Corrosion Resistance of Stainless Steel Series

Ferritic stainless steel (chromium steel, such as 400 series)

Stainless steel, which is mainly ferritic in service, has a body-centered cubic crystal structure with a CR mass fraction of 11% – 30%. Compared with austenitic stainless steel, this kind of steel generally does not contain Ni, and sometimes contains a small amount of Mo, Ti, Nb, and other elements. The application of Argon Oxygen Decarburization and Vacuum Oxygen Decarburization can greatly reduce the elements such as C and N. It has the advantages of Ni saving, low price, good stress corrosion resistance, and good oxidation resistance. It is mostly used in environments resistant to atmospheric, steam, water vapor, and oxidizing acid corrosion, It has certain corrosion resistance in dilute nitric acid and weak organic acid at room temperature, so this kind of steel is widely used. However, it is not resistant to reducing acid and other media corrosion. The general ferritic stainless steel has some disadvantages, such as poor impact toughness, poor plasticity and corrosion resistance after welding, sensitivity to intergranular corrosion, poor pitting corrosion resistance, and more, which limits its use.


Austenitic stainless steel (chromium-nickel steel, such as 300 series and 200 series)

Austenitic stainless steel is widely used in various pressure components of pressure vessels because of its non-magnetic properties, high strength, toughness, and ductility in a wide temperature range, easy cold processing such as rolling and pressing, and resistance to oxidation medium corrosion. Because austenitic stainless steel has a face-centered cubic structure, it does not undergo phase transformation and is easy to weld. Austenitic stainless steel generally has no cold brittle transition temperature, so it is often used as low-temperature steel.
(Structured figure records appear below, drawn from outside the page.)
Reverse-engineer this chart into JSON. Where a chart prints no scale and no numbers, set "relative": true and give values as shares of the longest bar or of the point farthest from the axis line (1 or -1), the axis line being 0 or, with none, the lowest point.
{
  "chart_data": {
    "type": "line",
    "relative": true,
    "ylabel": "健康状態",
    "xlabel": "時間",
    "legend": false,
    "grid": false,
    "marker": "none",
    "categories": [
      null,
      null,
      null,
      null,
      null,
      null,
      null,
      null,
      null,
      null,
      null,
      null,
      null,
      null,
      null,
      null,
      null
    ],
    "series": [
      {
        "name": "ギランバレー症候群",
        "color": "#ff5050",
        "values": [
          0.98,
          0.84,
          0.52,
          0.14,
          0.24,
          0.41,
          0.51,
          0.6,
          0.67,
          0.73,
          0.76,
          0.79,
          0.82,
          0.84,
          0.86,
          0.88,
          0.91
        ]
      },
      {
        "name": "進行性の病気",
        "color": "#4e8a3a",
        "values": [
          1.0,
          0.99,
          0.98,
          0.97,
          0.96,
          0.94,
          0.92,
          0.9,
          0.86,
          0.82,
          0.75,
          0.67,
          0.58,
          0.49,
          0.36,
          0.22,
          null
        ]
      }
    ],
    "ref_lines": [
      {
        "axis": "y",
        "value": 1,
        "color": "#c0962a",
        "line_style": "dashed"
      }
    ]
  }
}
18-8 series solid solution stainless steel has good corrosion resistance in oxidizing acid, atmosphere, water, steam, and other media, and the intergranular corrosion resistance of low carbon or stabilized element Ti or Nb is better, and the pitting corrosion resistance of Mo is better. Those containing Mo, Cu, and other elements can also resist the corrosion of nonoxidizing acids such as dilute sulfuric acid and phosphoric acid and organic acids such as formic acid and acetic acid. However, the pitting corrosion resistance is poor, and stress corrosion cracking is easy to occur in halide solution. Creep and sensitization will occur after long-term use at temperatures above 500 ℃ -600 ℃.